With space and daylight, we had time to step back, look up, and appreciate the traditional artwork on the ceiling depicting women and dragons, rendered with beautiful curves and colours. I also draw 0-mikuji to see what our future might have in store for me. Shaking a cylindrical tin until a stick bearing a number emerges, you then find the corresponding drawer to obtain your fortune. I drew number 13, which ironically turned out to be ‘BEST FORTUNE’ – Western superstitions need not apply here. It declared:
“Your wishes will be realised.”
“A sick person will recover.”
“The lost article will be found.”
“The person you are waiting for will come.”
“Building a new house and removal are good.”
“It is good to make a trip in spring and summer.”
“Marriage and employment are all good.”
Good to know.
We exited from the left door into the small, traditional Japanese garden: something I hadn’t even realised existed in the darkness and commotion of the evening before. In the morning light, despite the clouded sky, it looked verdant and serene. In the pond, under a sprinkling of fallen yellow gingko leaves, dozens of colourful Koi swam lazily, mouths agape, looking for food. The gentle splashes of the ornamental waterfall gradually replaced the chorus of monks, who were winding down their morning ritual. When they had finished, small groups of monks, chatting happily, retreated to the small wooden buildings in the temple grounds. On a bridge, the temple groundsman picked his weapon of choice from a tin cart and began sweeping.

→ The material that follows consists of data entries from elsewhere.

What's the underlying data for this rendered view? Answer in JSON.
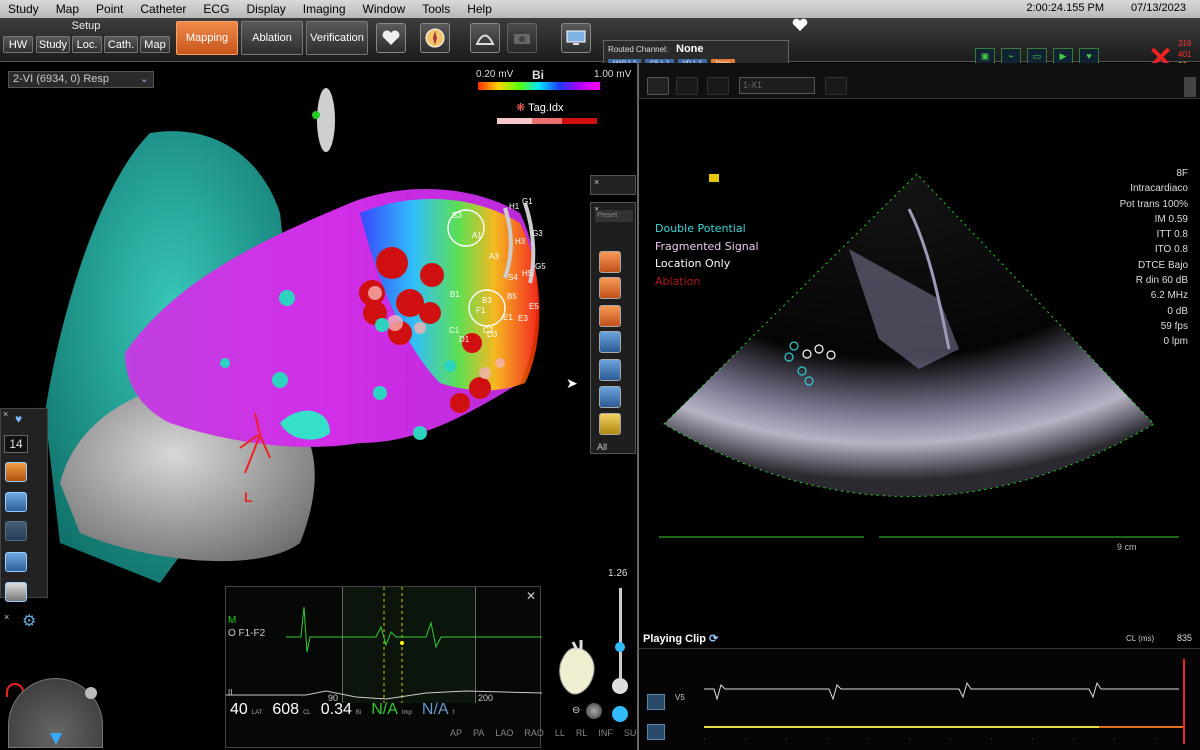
{
  "menu": {
    "items": [
      "Study",
      "Map",
      "Point",
      "Catheter",
      "ECG",
      "Display",
      "Imaging",
      "Window",
      "Tools",
      "Help"
    ],
    "time": "2:00:24.155 PM",
    "date": "07/13/2023"
  },
  "toolbar": {
    "setup_label": "Setup",
    "setup_tabs": [
      "HW",
      "Study",
      "Loc.",
      "Cath.",
      "Map"
    ],
    "workflow": [
      "Mapping",
      "Ablation",
      "Verification"
    ],
    "active_workflow": "Mapping",
    "routed_channel_label": "Routed Channel:",
    "routed_channel_value": "None",
    "channel_chips": [
      "MAP 1-2",
      "CS 1-2",
      "VD 1-2",
      "None"
    ],
    "status_numbers": [
      "319",
      "401",
      "80"
    ]
  },
  "viewer": {
    "map_select": "2-VI (6934, 0) Resp",
    "scale_min": "0.20 mV",
    "scale_type": "Bi",
    "scale_max": "1.00 mV",
    "tag_label": "Tag.Idx",
    "orientation_label": "L",
    "left_toolbox_number": "14",
    "right_toolbox_preset": "Preset",
    "right_toolbox_filter": "All",
    "zoom_value": "1.26",
    "view_labels": [
      "AP",
      "PA",
      "LAO",
      "RAO",
      "LL",
      "RL",
      "INF",
      "SUP"
    ],
    "catheter_labels": [
      "S3",
      "H1",
      "G1",
      "A1",
      "G3",
      "H3",
      "A3",
      "G5",
      "H5",
      "S4",
      "B1",
      "B3",
      "B5",
      "F1",
      "E1",
      "E3",
      "E5",
      "C1",
      "D1",
      "C3",
      "D3"
    ]
  },
  "ecg": {
    "m_label": "M",
    "channel": "O F1-F2",
    "ii_label": "II",
    "scale_90": "90",
    "scale_200": "200",
    "lat_value": "40",
    "lat_unit": "LAT",
    "cl_value": "608",
    "cl_unit": "CL",
    "bi_value": "0.34",
    "bi_unit": "Bi",
    "imp_value": "N/A",
    "imp_unit": "Imp",
    "other_value": "N/A",
    "other_unit": "f"
  },
  "echo": {
    "toolbar_select": "1-X1",
    "params": [
      "8F",
      "Intracardiaco",
      "Pot trans 100%",
      "IM 0.59",
      "ITT 0.8",
      "ITO 0.8",
      "DTCE Bajo",
      "R din 60 dB",
      "6.2 MHz",
      "0 dB",
      "59 fps",
      "0 lpm"
    ],
    "legend": [
      {
        "label": "Double Potential",
        "color": "#3fd7d7"
      },
      {
        "label": "Fragmented Signal",
        "color": "#f0a8f0"
      },
      {
        "label": "Location Only",
        "color": "#ffffff"
      },
      {
        "label": "Ablation",
        "color": "#b01818"
      }
    ],
    "depth": "9 cm",
    "playing_clip": "Playing Clip",
    "cl_label": "CL (ms)",
    "cl_value": "835",
    "strip_lead": "V5"
  }
}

I stood on the bridge, and as I savoured the crisp morning air, I once again mentally thanked jet lag for forcing us out of bed and allowing us to see Senso-ji, both literally and figuratively, in a new light. In the course of twelve hours, we saw both distinct facets of life at the temple: one of congestion, but also revelry, where one can delight in the tastes and smells, and also one of calm meditation and serenity, where we witnessed locals going about their day, the temple a place of worship, not a tourist destination. Which is the ‘real’ Senso-ji? Both. Though, I know which we preferred.